Le problème posé par le cancer spinocellulaire se résume donc presque toujours au préjudice esthétique lié à la cicatrice faisant suite à son ablation. Ce préjudice esthétique sera d’autant plus important que le diagnostic est tardif et que ce cancer survient sur les narines ou les lèvres. Une inspection régulière de la peau permet un traitement précoce est une cicatrice limitée. En savoir plus sur la prise en charge de ce cancer.

Quelle est la fréquence de ce cancer ?

C’est une question complexe. Deux facteurs majeurs entrent en compte : la couleur de la peau et l’exposition au soleil. Le risque est quasi nul pour un africain vivant à l’ombre, et il est maximal pour un caucasien exposé au soleil. Le pays ou ce cancer est le plus fréquent est l’Australie qui cumule les risques lié à une forte population à peau blanche et un soleil tropical.

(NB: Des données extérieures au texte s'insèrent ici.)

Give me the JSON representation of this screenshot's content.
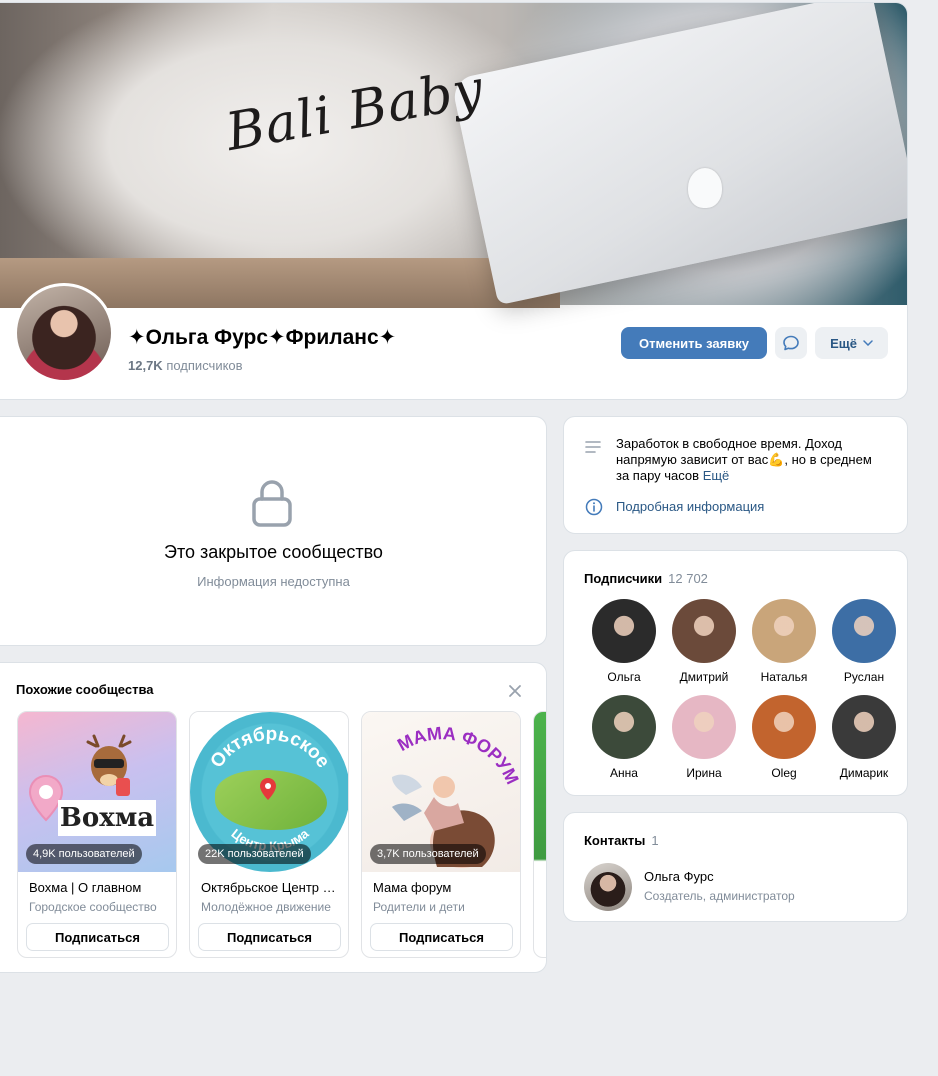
{
  "community": {
    "title": "✦Ольга Фурс✦Фриланс✦",
    "subscribers_count": "12,7K",
    "subscribers_label": "подписчиков",
    "cover_tshirt_text": "Bali Baby",
    "cancel_request_label": "Отменить заявку",
    "more_label": "Ещё"
  },
  "closed": {
    "title": "Это закрытое сообщество",
    "subtitle": "Информация недоступна"
  },
  "similar": {
    "heading": "Похожие сообщества",
    "items": [
      {
        "name": "Вохма | О главном",
        "desc": "Городское сообщество",
        "members": "4,9K пользователей",
        "subscribe_label": "Подписаться",
        "logo_text": "Вохма"
      },
      {
        "name": "Октябрьское Центр Крыма",
        "desc": "Молодёжное движение",
        "members": "22K пользователей",
        "subscribe_label": "Подписаться",
        "logo_text_top": "Октябрьское",
        "logo_text_bottom": "Центр Крыма"
      },
      {
        "name": "Мама форум",
        "desc": "Родители и дети",
        "members": "3,7K пользователей",
        "subscribe_label": "Подписаться",
        "logo_text": "МАМА ФОРУМ"
      }
    ]
  },
  "info": {
    "description": "Заработок в свободное время. Доход напрямую зависит от вас💪, но в среднем за пару часов",
    "more_label": "Ещё",
    "details_link": "Подробная информация"
  },
  "followers": {
    "heading": "Подписчики",
    "count": "12 702",
    "people": [
      {
        "name": "Ольга",
        "color": "#2b2b2b"
      },
      {
        "name": "Дмитрий",
        "color": "#6b4a3a"
      },
      {
        "name": "Наталья",
        "color": "#c9a57a"
      },
      {
        "name": "Руслан",
        "color": "#3d6ea5"
      },
      {
        "name": "Анна",
        "color": "#3c4a3a"
      },
      {
        "name": "Ирина",
        "color": "#e6b7c4"
      },
      {
        "name": "Oleg",
        "color": "#c2642e"
      },
      {
        "name": "Димарик",
        "color": "#3a3a3a"
      }
    ]
  },
  "contacts": {
    "heading": "Контакты",
    "count": "1",
    "name": "Ольга Фурс",
    "role": "Создатель, администратор"
  },
  "colors": {
    "accent": "#447bba",
    "link": "#2a5885",
    "muted": "#818c99",
    "background": "#ebedf0"
  }
}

En France, le risque peut varier d’un facteur 100 entre un sujet à peau mate qui travaille dans un bureau et n’abuse pas du soleil pendant ses vacances, et un roux qui travaille en extérieur sans protection solaire.
En dehors de toute prise de médicament, suivant la couleur de votre peau et votre exposition au soleil, le risque que vous présentiez au cours de votre vie un cancer cutané spinocellulaire varie entre 0,05% et 5%. La fourchette est donc particulièrement large [3].

Qu’est ce que je risque si je continue à le prendre ce médicament ?

Vous risquez de voir votre probabilité de présenter un cancer spinocellulaire continuer à augmenter.
En fait, l’excès du risque de cancer spinocellulaire est proportionnel à la quantité cumulée d’HCTZ que vous avez consommée dans votre vie, mais un arrêt de l’HCTZ "fige" cet excès ce risque, c’est à dire qu’il n’augmentera plus et restera fixe.

Qu’est ce que je risque si j’arrête de prendre ce médicament ?

C’est la question fondamentale !. Si vous avez une hypertension artérielle qui est correctement équilibrée par des médicaments dont l’HCTZ fait partie, il vous protège d’un risque majeur : l’AVC (Accident Vasculaire Cérébral), qui peut vous tuer ou ruiner votre vie. Comparé à un AVC avec séquelles, un cancer spinocellulaire paraît presque bénin.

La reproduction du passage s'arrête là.